If you ask most owners whether their company uses AI, they'll describe a project — something being evaluated, something on the roadmap, something a vendor pitched last month.
If you ask their employees, you'll often get a different answer. Somebody in accounting has been using a chat assistant to draft collection emails. Someone in operations uses one to clean up meeting notes. A salesperson rewrites proposals with it. A manager asked it to summarize a contract last week and didn't mention it to anyone.
None of this is sinister. It's what capable people do when a useful tool shows up: they try it on their own work. But it means that for many businesses, AI adoption isn't a future decision. It's already happening, informally, with no guidance about what's safe, what's good, or what's a waste of time.
The risks of the unofficial version
Informal adoption has three problems, and they get worse the longer nobody addresses them.
Data goes where it shouldn't. A client's financials pasted into a consumer tool. A patient's details in a prompt. Nobody meant any harm; nobody told them not to. For some businesses — the ones we wrote about in When the Data Can't Leave the Building — this is a real compliance exposure.
Quality is invisible. Some people are getting excellent results. Others are getting confident nonsense and sending it to clients. Without any shared standard, you can't tell which is which until something goes wrong.
The good ideas stay private. The person who figured out a great way to use AI on a weekly report keeps it to themselves, maybe because they're not sure it's allowed. The rest of the team keeps doing it the slow way.
Why "ban it" doesn't work
The reflex response is a policy memo: no AI tools, full stop. It's understandable, and it almost never works. The tools are on everyone's phone. Banning them mostly guarantees that the usage continues, just less visibly — which is worse on every one of the three problems above.
The better move is the one that works for any tool your team adopts: make the right way the easy way.
What teaching them actually looks like
Good AI coaching isn't a one-hour webinar about the future of work. It's practical, specific to your business, and aimed at the tasks people already do.
A short list of what's allowed where. Which tools are approved, what data can go into them, and what never can. One page. Plain language. Real examples from your business.
Hands-on sessions built on real work. Not generic prompts — your team's actual emails, reports, proposals, and documents, and how to get good results on them. People learn fastest on their own work.
A standard for checking output. AI drafts; people verify. What that means in practice: the claims, numbers, names, and anything going to a client get checked by the person sending it, every time. It's the same boundary we build into every AI employee.

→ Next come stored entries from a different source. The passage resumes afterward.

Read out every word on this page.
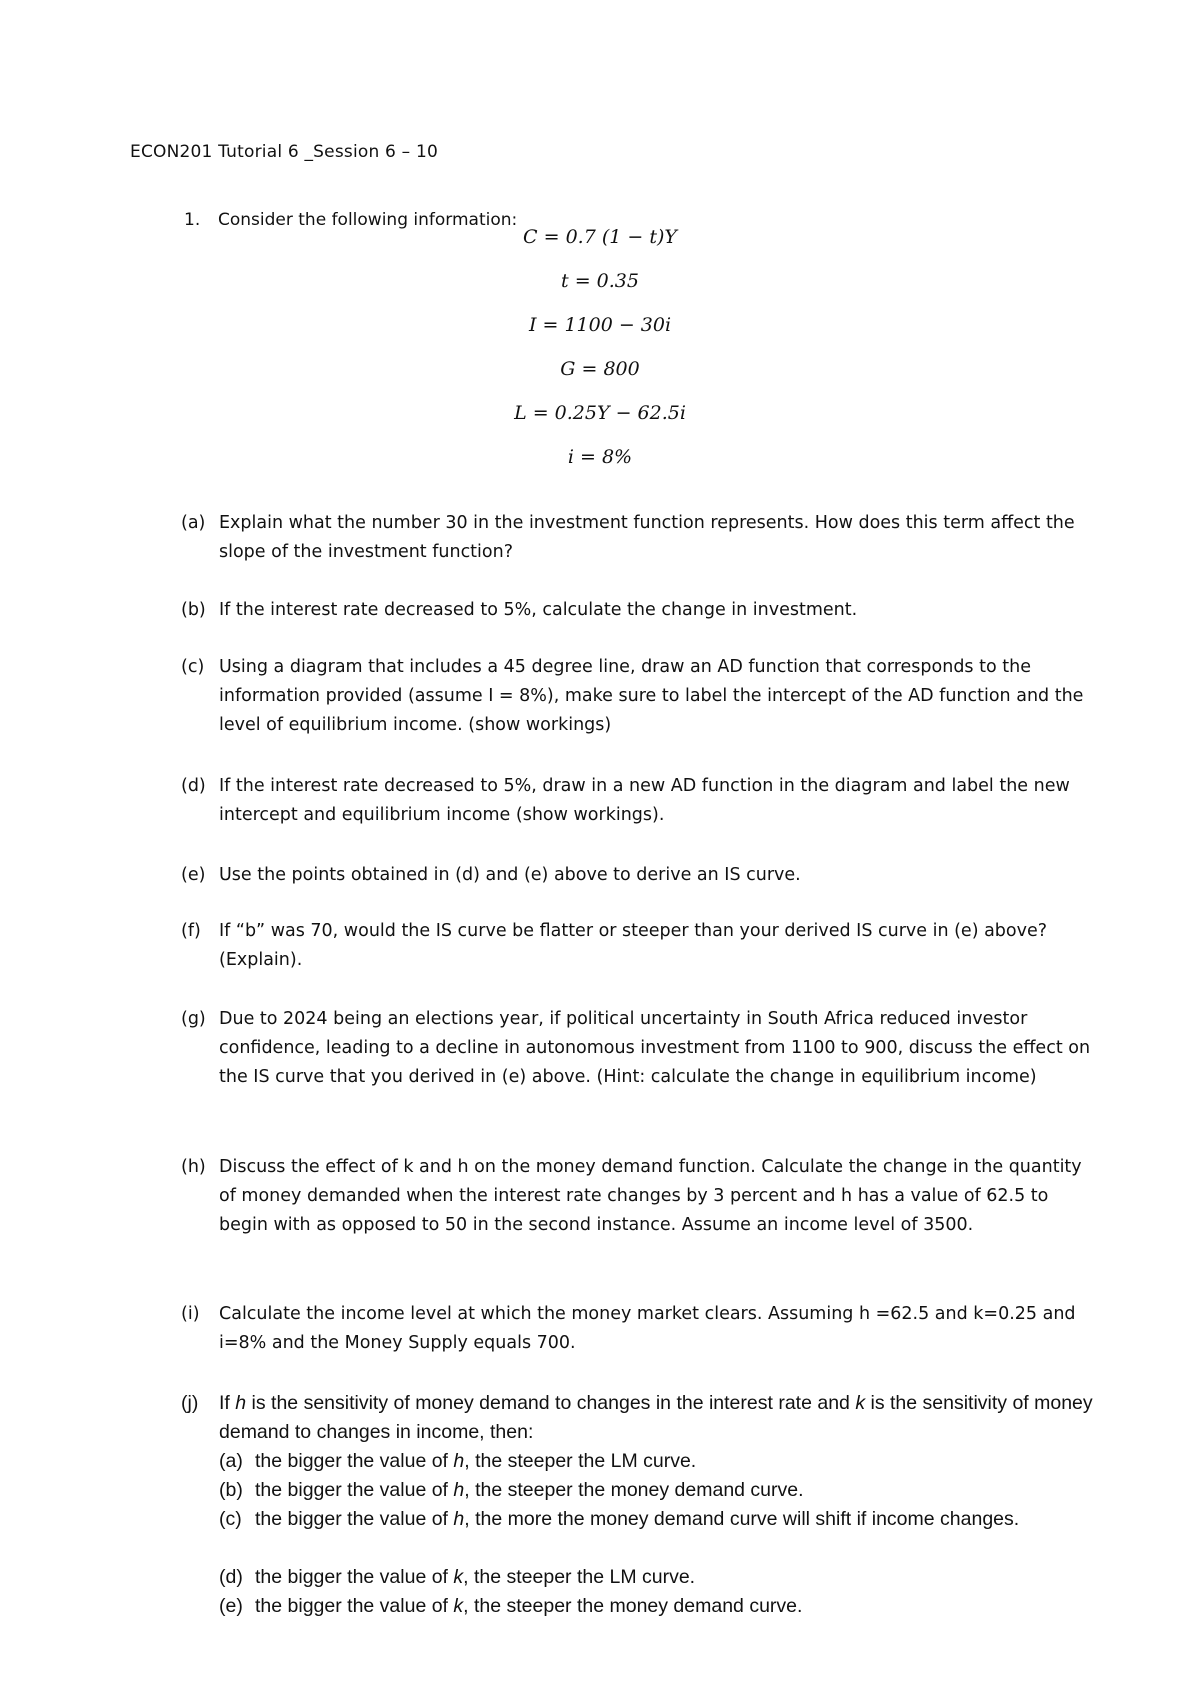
ECON201 Tutorial 6 _Session 6 – 10
1. Consider the following information:
C = 0.7 (1 − t)Y
t = 0.35
I = 1100 − 30i
G = 800
L = 0.25Y − 62.5i
i = 8%
(a) Explain what the number 30 in the investment function represents. How does this term affect the slope of the investment function?
(b) If the interest rate decreased to 5%, calculate the change in investment.
(c) Using a diagram that includes a 45 degree line, draw an AD function that corresponds to the information provided (assume I = 8%), make sure to label the intercept of the AD function and the level of equilibrium income. (show workings)
(d) If the interest rate decreased to 5%, draw in a new AD function in the diagram and label the new intercept and equilibrium income (show workings).
(e) Use the points obtained in (d) and (e) above to derive an IS curve.
(f) If “b” was 70, would the IS curve be flatter or steeper than your derived IS curve in (e) above? (Explain).
(g) Due to 2024 being an elections year, if political uncertainty in South Africa reduced investor confidence, leading to a decline in autonomous investment from 1100 to 900, discuss the effect on the IS curve that you derived in (e) above. (Hint: calculate the change in equilibrium income)
(h) Discuss the effect of k and h on the money demand function. Calculate the change in the quantity of money demanded when the interest rate changes by 3 percent and h has a value of 62.5 to begin with as opposed to 50 in the second instance. Assume an income level of 3500.
(i) Calculate the income level at which the money market clears. Assuming h =62.5 and k=0.25 and i=8% and the Money Supply equals 700.
(j) If h is the sensitivity of money demand to changes in the interest rate and k is the sensitivity of money demand to changes in income, then:
(a) the bigger the value of h, the steeper the LM curve.
(b) the bigger the value of h, the steeper the money demand curve.
(c) the bigger the value of h, the more the money demand curve will shift if income changes.
(d) the bigger the value of k, the steeper the LM curve.
(e) the bigger the value of k, the steeper the money demand curve.
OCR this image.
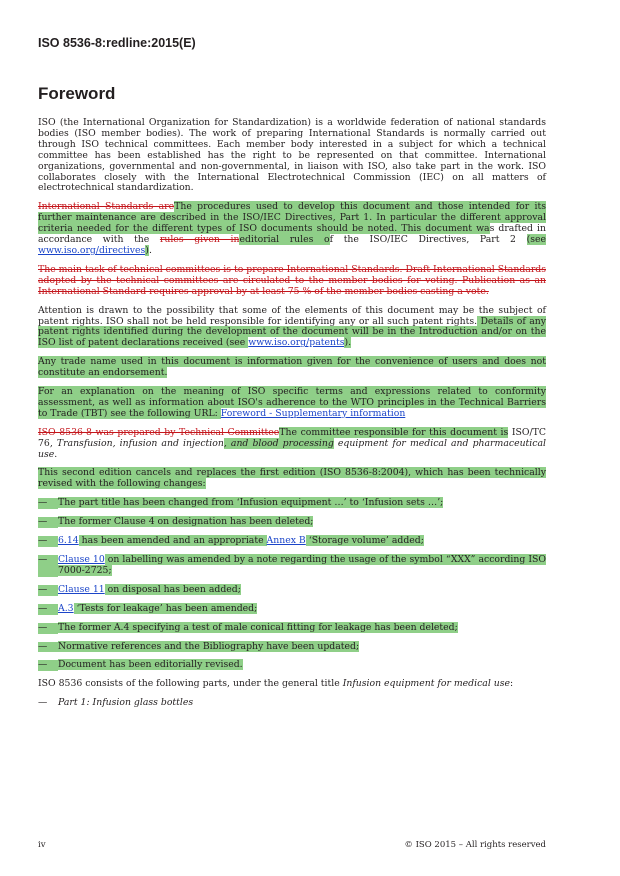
ISO 8536-8:redline:2015(E)
Foreword

ISO (the International Organization for Standardization) is a worldwide federation of national standards bodies (ISO member bodies). The work of preparing International Standards is normally carried out through ISO technical committees. Each member body interested in a subject for which a technical committee has been established has the right to be represented on that committee. International organizations, governmental and non-governmental, in liaison with ISO, also take part in the work. ISO collaborates closely with the International Electrotechnical Commission (IEC) on all matters of electrotechnical standardization.

International Standards areThe procedures used to develop this document and those intended for its further maintenance are described in the ISO/IEC Directives, Part 1. In particular the different approval criteria needed for the different types of ISO documents should be noted. This document was drafted in accordance with the rules given ineditorial rules of the ISO/IEC Directives, Part 2 (see www.iso.org/directives).

The main task of technical committees is to prepare International Standards. Draft International Standards adopted by the technical committees are circulated to the member bodies for voting. Publication as an International Standard requires approval by at least 75 % of the member bodies casting a vote.

Attention is drawn to the possibility that some of the elements of this document may be the subject of patent rights. ISO shall not be held responsible for identifying any or all such patent rights. Details of any patent rights identified during the development of the document will be in the Introduction and/or on the ISO list of patent declarations received (see www.iso.org/patents).

Any trade name used in this document is information given for the convenience of users and does not constitute an endorsement.

For an explanation on the meaning of ISO specific terms and expressions related to conformity assessment, as well as information about ISO's adherence to the WTO principles in the Technical Barriers to Trade (TBT) see the following URL: Foreword - Supplementary information

ISO 8536-8 was prepared by Technical CommitteeThe committee responsible for this document is ISO/TC 76, Transfusion, infusion and injection, and blood processing equipment for medical and pharmaceutical use.

This second edition cancels and replaces the first edition (ISO 8536-8:2004), which has been technically revised with the following changes:

—	The part title has been changed from ‘Infusion equipment …’ to ‘Infusion sets …’;
—	The former Clause 4 on designation has been deleted;
—	6.14 has been amended and an appropriate Annex B ‘Storage volume’ added;
—	Clause 10 on labelling was amended by a note regarding the usage of the symbol “XXX” according ISO 7000-2725;
—	Clause 11 on disposal has been added;
—	A.3 ‘Tests for leakage’ has been amended;
—	The former A.4 specifying a test of male conical fitting for leakage has been deleted;
—	Normative references and the Bibliography have been updated;
—	Document has been editorially revised.

ISO 8536 consists of the following parts, under the general title Infusion equipment for medical use:

—	Part 1: Infusion glass bottles
iv	© ISO 2015 – All rights reserved
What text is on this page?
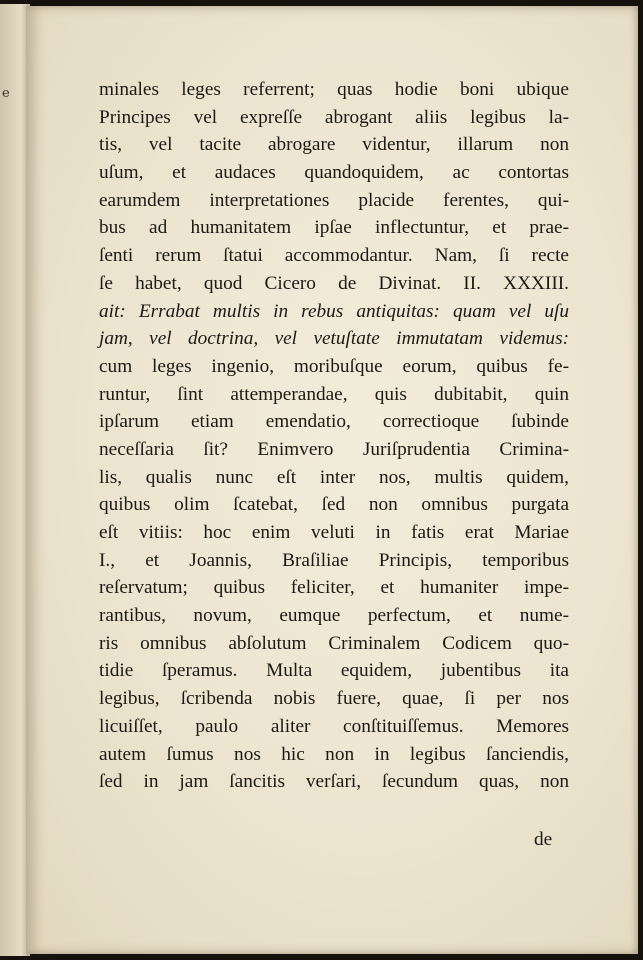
e	minales leges referrent; quas hodie boni ubique
Principes vel expreſſe abrogant aliis legibus la-
tis, vel tacite abrogare videntur, illarum non
uſum, et audaces quandoquidem, ac contortas
earumdem interpretationes placide ferentes, qui-
bus ad humanitatem ipſae inflectuntur, et prae-
ſenti rerum ſtatui accommodantur. Nam, ſi recte
ſe habet, quod Cicero de Divinat. II. XXXIII.
ait: Errabat multis in rebus antiquitas: quam vel uſu
jam, vel doctrina, vel vetuſtate immutatam videmus:
cum leges ingenio, moribuſque eorum, quibus fe-
runtur, ſint attemperandae, quis dubitabit, quin
ipſarum etiam emendatio, correctioque ſubinde
neceſſaria ſit? Enimvero Juriſprudentia Crimina-
lis, qualis nunc eſt inter nos, multis quidem,
quibus olim ſcatebat, ſed non omnibus purgata
eſt vitiis: hoc enim veluti in fatis erat Mariae
I., et Joannis, Braſiliae Principis, temporibus
reſervatum; quibus feliciter, et humaniter impe-
rantibus, novum, eumque perfectum, et nume-
ris omnibus abſolutum Criminalem Codicem quo-
tidie ſperamus. Multa equidem, jubentibus ita
legibus, ſcribenda nobis fuere, quae, ſi per nos
licuiſſet, paulo aliter conſtituiſſemus. Memores
autem ſumus nos hic non in legibus ſanciendis,
ſed in jam ſancitis verſari, ſecundum quas, non
de
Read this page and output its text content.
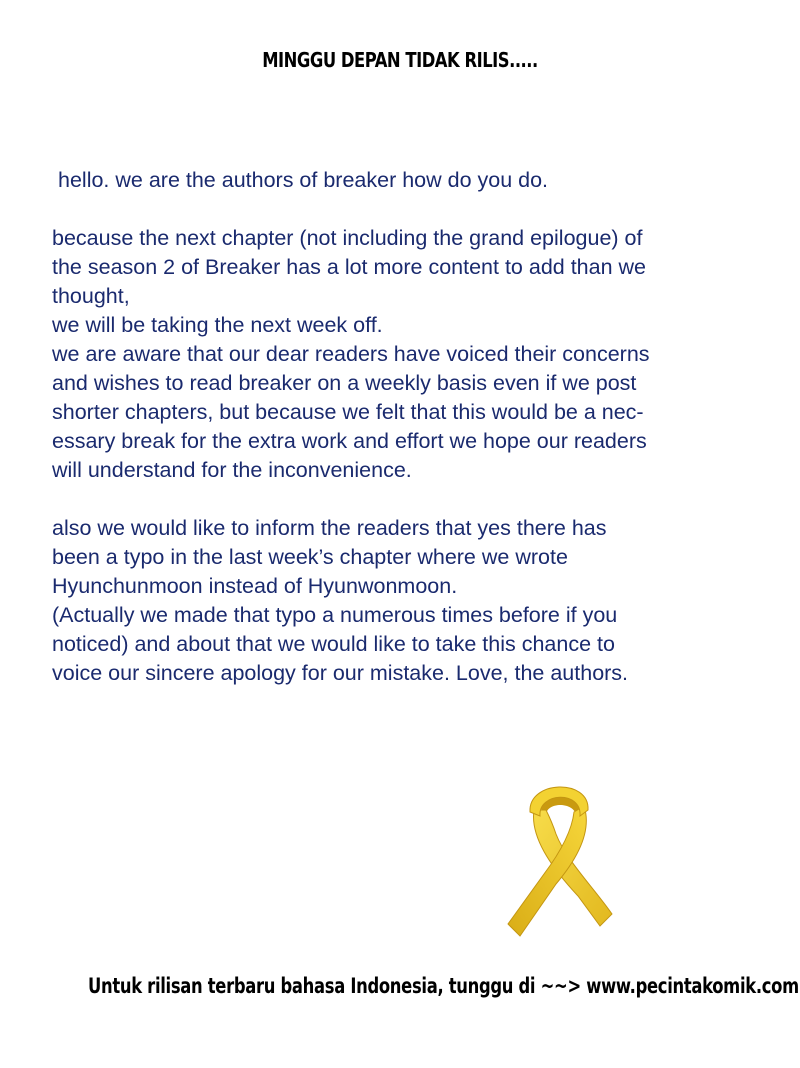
MINGGU DEPAN TIDAK RILIS.....
hello. we are the authors of breaker how do you do.
because the next chapter (not including the grand epilogue) of
the season 2 of Breaker has a lot more content to add than we
thought,
we will be taking the next week off.
we are aware that our dear readers have voiced their concerns
and wishes to read breaker on a weekly basis even if we post
shorter chapters, but because we felt that this would be a nec-
essary break for the extra work and effort we hope our readers
will understand for the inconvenience.
also we would like to inform the readers that yes there has
been a typo in the last week’s chapter where we wrote
Hyunchunmoon instead of Hyunwonmoon.
(Actually we made that typo a numerous times before if you
noticed) and about that we would like to take this chance to
voice our sincere apology for our mistake. Love, the authors.
Untuk rilisan terbaru bahasa Indonesia, tunggu di ~~> www.pecintakomik.com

A way to share what works. A shared set of prompts and examples, and a regular moment where people show each other what's saving them time. The quiet expert in accounting becomes the person who teaches everyone else.
A path from personal use to real automation. Some of what people discover will be worth more than a better prompt. When the same task keeps showing up, that's a candidate for a proper build — scoped, measured, and supervised.
Why this is the right first project
For a lot of businesses, coaching is the cheapest AI project they can run and the one with the fastest payoff. No integration. No build. Just better use of tools people already have, on work they already do.
It also makes every later project better. A team that understands what AI is good at — and what it's bad at — gives better input on what to automate, trusts the result more, and adopts it faster. We've argued in Your Team Won't Adopt What They Didn't Design that adoption is where most automation succeeds or fails. Coaching is how you build the team that designs well.
And it keeps the focus where we think it belongs: on making good people more effective, not on replacing them. The best results come from the people who know the work best, now with a tool that takes the tedious half off their plate. That's the argument of AI Won't Replace Your Best Person, applied one person at a time.
Where to start
Ask your team — without judgment — how they're using AI today. You'll learn more in one honest conversation than in a month of vendor demos. Note what's working, what's risky, and what keeps coming up.
Then decide what you want to formalize: the safe-use list, the training, and the handful of recurring tasks that might deserve a real build. Our AI Coaching work is built for the second: hands-on, on your team's actual workflows, not generic webinars. For the third, the AI Automation Scorecard will tell you which of those tasks are worth automating and which are better left as a well-taught habit.
Your team has already started. The only question is whether anyone is going to help them do it well.